From Refugees to Patentees: The Migration Path of New Paltz’s Founding French Families

They are names carved into the landscape of the Hudson Valley — DuBois, Bevier, Crispell, Hasbrouck — familiar to us as founders, landholders, and pillars of colonial life. But before they were patentees, they were refugees. Driven from their homelands by war, religious persecution, and political upheaval in seventeenth-century Europe, the French-speaking Walloon and Huguenot families who settled Hurley and New Paltz traveled a long and harrowing road before they arrived here. Ulster County Historian Eddie Moran retraces their migration paths across Europe and colonial North America — examining the displacement, resilience, and adaptation that brought them to a land already long inhabited, adding their chapter to Ulster County’s deep story of arrival and belonging. You’ll never read a historic marker the same way again.

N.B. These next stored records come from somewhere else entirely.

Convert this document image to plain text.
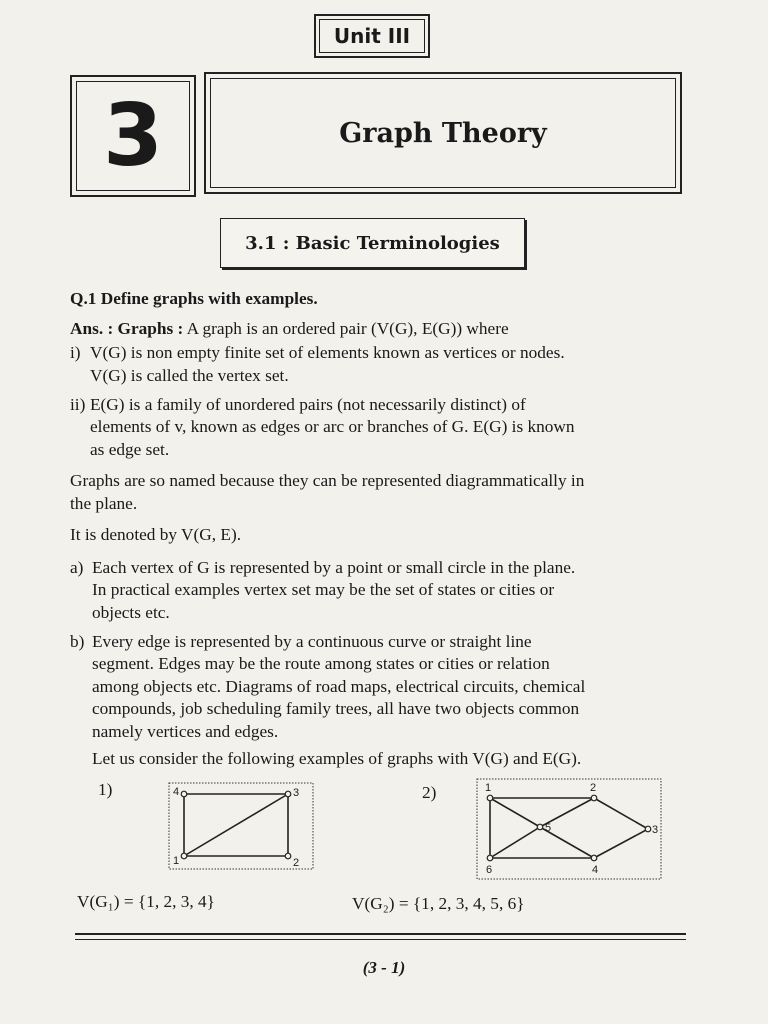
Unit III
3	Graph Theory
3.1 : Basic Terminologies
Q.1 Define graphs with examples.
Ans. : Graphs : A graph is an ordered pair (V(G), E(G)) where
i) V(G) is non empty finite set of elements known as vertices or nodes.
V(G) is called the vertex set.
ii) E(G) is a family of unordered pairs (not necessarily distinct) of
elements of v, known as edges or arc or branches of G. E(G) is known
as edge set.
Graphs are so named because they can be represented diagrammatically in
the plane.
It is denoted by V(G, E).
a) Each vertex of G is represented by a point or small circle in the plane.
In practical examples vertex set may be the set of states or cities or
objects etc.
b) Every edge is represented by a continuous curve or straight line
segment. Edges may be the route among states or cities or relation
among objects etc. Diagrams of road maps, electrical circuits, chemical
compounds, job scheduling family trees, all have two objects common
namely vertices and edges.
Let us consider the following examples of graphs with V(G) and E(G).
1)	2)
1	2
3
4	1	2
3
4
5
6
V(G₁) = {1, 2, 3, 4}	V(G₂) = {1, 2, 3, 4, 5, 6}
(3 - 1)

Eddie Moran is the appointed Historian for Ulster County, NY. A lifelong resident of the Wallkill River Valley, he began his career as a tour guide at Historic Huguenot Street in New Paltz while still a student at SUNY New Paltz, where he earned his B.A. in History in 2020. He managed historical interpretation full-time at Historic Huguenot Street beginning in 2022 before being appointed Ulster County Historian in September 2024. He brings a rare personal dimension to this subject: he is himself a descendant of New Paltz’s founding French colonizers — which is to say, a descendant of the very refugees whose journey he will trace.